Resource type identifier. Always `webhook`.
Display name after the update.
HTTPS endpoint after the update.
Lifecycle status of the endpoint (e.g. `active`).
Event-type filter after the update.
Whether a signing secret is configured. The plaintext secret is never returned on update.
RFC 3339 timestamp of when the endpoint was created. Unchanged by updates.
RFC 3339 timestamp of this change.
Delete Webhook
Use Case
Soft-deletes a webhook endpoint. Subsequent platform events will not be delivered to its URL.
Response: 204 No Content — empty body.
Rotate Signing Secret
Use Case
Generates a new HMAC signing secret for this webhook. The new secret is returned once — store it before the response closes.
Rotate Signing Secret Response
Resource type identifier. Always `signing_secret`.
The new HMAC signing secret. Returned only on this response — store it before the response closes.
List Event Types
Use Case
Returns the canonical list of all platform event types that can be delivered to webhook endpoints. Use these values in the event_types filter when creating or updating a webhook.
Event Type Object
The event type identifier to use in an `event_types` filter (e.g. `transaction.confirmed`).
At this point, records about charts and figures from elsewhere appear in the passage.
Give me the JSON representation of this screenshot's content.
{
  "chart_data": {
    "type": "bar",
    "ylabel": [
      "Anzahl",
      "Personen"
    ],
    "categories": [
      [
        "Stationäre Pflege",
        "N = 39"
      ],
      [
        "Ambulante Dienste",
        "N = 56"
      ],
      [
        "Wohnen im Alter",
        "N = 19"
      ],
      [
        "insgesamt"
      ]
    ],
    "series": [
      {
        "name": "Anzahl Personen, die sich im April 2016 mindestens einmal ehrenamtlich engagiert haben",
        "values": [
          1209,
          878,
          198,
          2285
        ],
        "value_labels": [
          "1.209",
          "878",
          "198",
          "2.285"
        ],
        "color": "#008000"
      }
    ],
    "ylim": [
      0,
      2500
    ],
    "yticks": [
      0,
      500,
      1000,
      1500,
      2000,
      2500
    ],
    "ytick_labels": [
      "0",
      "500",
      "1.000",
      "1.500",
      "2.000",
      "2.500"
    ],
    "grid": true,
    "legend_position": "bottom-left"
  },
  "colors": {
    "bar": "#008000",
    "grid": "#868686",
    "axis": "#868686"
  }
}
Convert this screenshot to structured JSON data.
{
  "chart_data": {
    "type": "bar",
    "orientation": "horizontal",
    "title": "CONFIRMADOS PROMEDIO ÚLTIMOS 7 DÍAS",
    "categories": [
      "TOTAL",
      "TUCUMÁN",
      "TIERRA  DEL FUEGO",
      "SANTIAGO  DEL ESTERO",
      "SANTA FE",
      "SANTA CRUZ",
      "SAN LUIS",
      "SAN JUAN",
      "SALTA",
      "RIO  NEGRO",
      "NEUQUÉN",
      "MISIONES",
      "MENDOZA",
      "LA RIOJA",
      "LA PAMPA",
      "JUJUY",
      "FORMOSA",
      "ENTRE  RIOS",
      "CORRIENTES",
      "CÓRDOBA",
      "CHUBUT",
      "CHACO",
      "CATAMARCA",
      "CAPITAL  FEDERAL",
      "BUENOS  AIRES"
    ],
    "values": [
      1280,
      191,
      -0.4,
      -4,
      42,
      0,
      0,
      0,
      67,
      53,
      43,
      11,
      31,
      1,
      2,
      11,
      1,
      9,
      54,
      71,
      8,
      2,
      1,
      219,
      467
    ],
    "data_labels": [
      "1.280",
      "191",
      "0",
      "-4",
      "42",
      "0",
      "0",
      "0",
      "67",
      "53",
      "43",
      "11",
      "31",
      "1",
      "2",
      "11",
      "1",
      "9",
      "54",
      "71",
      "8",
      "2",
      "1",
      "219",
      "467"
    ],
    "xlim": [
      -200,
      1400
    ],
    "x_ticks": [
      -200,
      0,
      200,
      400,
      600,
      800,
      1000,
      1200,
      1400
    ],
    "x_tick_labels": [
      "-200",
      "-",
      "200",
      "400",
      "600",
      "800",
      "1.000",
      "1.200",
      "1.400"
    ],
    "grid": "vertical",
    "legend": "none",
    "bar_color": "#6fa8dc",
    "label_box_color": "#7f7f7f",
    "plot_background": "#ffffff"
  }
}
Grouping the event belongs to: `wallet`, `security`, or `compliance`.
Human-readable name for the event.
What triggers this event.
List Delivery Events
Use Case
Returns a paginated list of platform notification deliveries across all webhook endpoints, newest first. Filter to a single endpoint with webhook_id, or by delivery status.
Query Parameters
Opaque cursor — pass `next_cursor` from a prior response to fetch the next page.
Opaque cursor for reverse pagination.
Page size; bounded by the endpoint maximum.
Filter by delivery status: `pending`, `delivered`, or `failed`.
Narrow the listing to a single webhook endpoint.
Get Delivery Event
Use Case
Returns a single delivery event by ID. The event must belong to a webhook owned by the caller's organization.
Get Delivery Event Response
The payload is a single WebhookEventResponse — the same object documented under List Delivery Events. Refer there for the per-field explanations.
Retry Delivery Event
Use Case
Re-queues the specified platform notification delivery for another attempt. Useful for re-delivering events that previously failed. Org ownership is enforced via the delivery's parent webhook.
Retry Delivery Event Response
Resource type identifier.
Result of the re-queue request (e.g. `queued`).